Но Винфрид загородил ему дорогу.

– Мальчики мои, и вся толпа эта принадлежит мне.

– Это сыновья моего друга и заботу о них я принимаю на себя, – вскрикнул Инграм.

– Дети выкуплены имуществом моего Господа, а не твоим, – ответил епископ.

– Они должны стать воинами, а не коленопреклонными христианами, – возразил Инграм.

– Опасаюсь, Инграм, – сказал Винфрид, – что не в пользу будут им дикие порядки твоего двора. Я обязан предохранить их от этого.

В яром порыве гнева Инграм схватился за меч, а епископ взял за руки мальчиков и, приподняв голову, встал против рассвирепевшего туринга.

– Не впервые стою я перед твоим оружием, – с укором произнес он.

Граф быстро подошел к Инграму и схватил его за руку.

– Восставая против епископа, ты поступаешь как безумец! Последуй благому совету. Но только попробуй поднять меч – и ты лишишься руки.

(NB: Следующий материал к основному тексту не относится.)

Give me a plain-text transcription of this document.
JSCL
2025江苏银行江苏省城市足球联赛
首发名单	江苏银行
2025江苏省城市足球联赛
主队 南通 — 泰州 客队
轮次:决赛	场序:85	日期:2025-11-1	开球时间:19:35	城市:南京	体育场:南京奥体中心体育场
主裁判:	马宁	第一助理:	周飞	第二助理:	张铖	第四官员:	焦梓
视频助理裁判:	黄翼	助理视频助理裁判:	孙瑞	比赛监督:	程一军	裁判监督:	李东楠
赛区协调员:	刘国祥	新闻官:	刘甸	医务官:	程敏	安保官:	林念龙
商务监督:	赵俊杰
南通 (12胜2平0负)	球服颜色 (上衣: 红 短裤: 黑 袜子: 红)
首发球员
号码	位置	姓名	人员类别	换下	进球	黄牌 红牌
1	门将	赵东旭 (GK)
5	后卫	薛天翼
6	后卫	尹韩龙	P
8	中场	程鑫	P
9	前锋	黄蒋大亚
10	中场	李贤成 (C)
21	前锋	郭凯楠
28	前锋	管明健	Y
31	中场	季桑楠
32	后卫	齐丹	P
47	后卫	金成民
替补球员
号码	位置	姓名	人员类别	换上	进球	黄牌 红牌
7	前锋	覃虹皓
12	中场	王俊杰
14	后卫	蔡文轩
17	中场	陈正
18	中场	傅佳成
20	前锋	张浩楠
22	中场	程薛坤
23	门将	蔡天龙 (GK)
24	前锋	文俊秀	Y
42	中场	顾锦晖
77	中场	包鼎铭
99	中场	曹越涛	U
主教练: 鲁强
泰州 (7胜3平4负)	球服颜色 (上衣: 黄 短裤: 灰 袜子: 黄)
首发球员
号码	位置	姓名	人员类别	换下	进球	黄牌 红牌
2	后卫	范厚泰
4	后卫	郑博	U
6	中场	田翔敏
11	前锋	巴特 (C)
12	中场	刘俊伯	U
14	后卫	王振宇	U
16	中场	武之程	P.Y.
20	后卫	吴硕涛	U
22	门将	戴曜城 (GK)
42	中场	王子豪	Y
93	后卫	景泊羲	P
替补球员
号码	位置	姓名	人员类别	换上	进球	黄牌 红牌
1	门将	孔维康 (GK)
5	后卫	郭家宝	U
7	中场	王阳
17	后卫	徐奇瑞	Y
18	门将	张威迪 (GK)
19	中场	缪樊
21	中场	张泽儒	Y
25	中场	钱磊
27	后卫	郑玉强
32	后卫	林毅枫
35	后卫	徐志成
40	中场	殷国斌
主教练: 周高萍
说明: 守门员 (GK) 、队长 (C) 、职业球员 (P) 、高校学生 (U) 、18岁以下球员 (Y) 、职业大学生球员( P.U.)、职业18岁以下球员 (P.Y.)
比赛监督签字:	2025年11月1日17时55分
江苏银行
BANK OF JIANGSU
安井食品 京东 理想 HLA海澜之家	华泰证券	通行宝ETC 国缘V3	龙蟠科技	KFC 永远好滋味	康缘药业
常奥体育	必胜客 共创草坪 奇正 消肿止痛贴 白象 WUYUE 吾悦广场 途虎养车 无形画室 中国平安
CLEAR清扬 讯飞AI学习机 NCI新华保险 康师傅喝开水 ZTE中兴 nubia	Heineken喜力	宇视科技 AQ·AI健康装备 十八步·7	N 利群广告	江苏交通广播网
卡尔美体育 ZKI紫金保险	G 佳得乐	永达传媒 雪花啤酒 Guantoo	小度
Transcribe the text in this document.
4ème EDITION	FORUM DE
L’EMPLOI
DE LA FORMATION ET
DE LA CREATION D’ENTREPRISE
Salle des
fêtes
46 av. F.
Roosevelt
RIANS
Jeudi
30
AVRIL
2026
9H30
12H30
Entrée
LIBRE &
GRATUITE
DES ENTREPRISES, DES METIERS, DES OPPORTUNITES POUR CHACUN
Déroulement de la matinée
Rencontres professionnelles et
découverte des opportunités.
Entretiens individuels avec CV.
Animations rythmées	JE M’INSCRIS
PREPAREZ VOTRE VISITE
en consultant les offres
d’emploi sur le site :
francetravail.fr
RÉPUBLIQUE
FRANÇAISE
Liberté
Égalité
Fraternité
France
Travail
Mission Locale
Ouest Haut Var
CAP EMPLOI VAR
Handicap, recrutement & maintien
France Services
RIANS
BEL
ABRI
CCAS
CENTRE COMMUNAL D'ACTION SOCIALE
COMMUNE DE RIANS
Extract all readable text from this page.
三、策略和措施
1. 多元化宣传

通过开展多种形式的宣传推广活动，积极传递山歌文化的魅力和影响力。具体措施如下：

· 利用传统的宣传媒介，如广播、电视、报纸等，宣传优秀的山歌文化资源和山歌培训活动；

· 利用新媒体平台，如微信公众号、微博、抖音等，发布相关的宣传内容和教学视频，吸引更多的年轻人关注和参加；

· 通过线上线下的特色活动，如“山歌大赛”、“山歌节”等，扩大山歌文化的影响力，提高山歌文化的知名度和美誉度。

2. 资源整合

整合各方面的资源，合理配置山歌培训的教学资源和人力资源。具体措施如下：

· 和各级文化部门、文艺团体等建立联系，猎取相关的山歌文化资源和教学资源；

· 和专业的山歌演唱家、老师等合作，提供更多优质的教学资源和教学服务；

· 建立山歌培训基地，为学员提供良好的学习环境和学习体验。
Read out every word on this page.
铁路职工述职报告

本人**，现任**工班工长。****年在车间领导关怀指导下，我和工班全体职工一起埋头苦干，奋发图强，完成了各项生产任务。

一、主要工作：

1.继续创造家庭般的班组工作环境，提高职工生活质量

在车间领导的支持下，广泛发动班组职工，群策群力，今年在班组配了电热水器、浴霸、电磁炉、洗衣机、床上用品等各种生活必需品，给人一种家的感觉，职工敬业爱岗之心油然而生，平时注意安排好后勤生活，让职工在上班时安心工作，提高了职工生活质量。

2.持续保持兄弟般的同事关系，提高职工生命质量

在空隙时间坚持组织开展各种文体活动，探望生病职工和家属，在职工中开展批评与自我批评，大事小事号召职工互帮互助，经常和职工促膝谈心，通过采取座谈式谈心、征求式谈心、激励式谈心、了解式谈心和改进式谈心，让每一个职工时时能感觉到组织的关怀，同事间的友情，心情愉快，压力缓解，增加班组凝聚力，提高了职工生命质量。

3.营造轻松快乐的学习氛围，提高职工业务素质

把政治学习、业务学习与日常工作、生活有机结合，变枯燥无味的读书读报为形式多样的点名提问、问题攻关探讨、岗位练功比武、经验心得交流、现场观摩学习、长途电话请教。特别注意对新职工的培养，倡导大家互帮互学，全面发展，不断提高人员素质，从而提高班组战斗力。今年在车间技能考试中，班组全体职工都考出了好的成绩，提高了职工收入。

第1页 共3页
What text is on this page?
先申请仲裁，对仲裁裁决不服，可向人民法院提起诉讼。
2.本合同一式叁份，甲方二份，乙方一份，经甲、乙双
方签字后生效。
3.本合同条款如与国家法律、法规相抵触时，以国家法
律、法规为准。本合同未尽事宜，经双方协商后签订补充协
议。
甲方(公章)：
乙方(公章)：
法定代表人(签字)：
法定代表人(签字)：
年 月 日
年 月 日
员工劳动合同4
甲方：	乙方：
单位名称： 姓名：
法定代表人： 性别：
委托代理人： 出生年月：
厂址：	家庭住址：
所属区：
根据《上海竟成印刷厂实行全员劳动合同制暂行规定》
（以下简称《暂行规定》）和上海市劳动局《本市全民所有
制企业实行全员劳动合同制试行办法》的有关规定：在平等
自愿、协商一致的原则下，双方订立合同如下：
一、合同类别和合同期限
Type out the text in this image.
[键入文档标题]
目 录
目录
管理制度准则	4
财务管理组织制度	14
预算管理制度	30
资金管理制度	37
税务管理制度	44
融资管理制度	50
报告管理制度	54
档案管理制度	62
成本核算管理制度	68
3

Но Инграм вырвался, в глазах у него зарябило. У присутствовавших побледнели лица. Инграм закричал:

– Меня и любимых мною он разлучает с богами нашими! Отомщу за оскорбление или погибну! – и пригнувшись, он направил меч против епископа. Но вдруг увидел он перед собой не ненавистное лицо священника, но женское, бледное, с багровой, как кровь язвой на щеке – и пораженный такой переменой, Инграм подался назад.

– Схватите рушителя мира! – вскричал граф Герольд.

Раздались дикие крики, сверкнули мечи. Но Инграм с поднятым мечом побежал в гору. Друзья его и товарищи-язычники встали между ним и гневной толпой. Это спасло его – преследуемый скрылся в тени леса.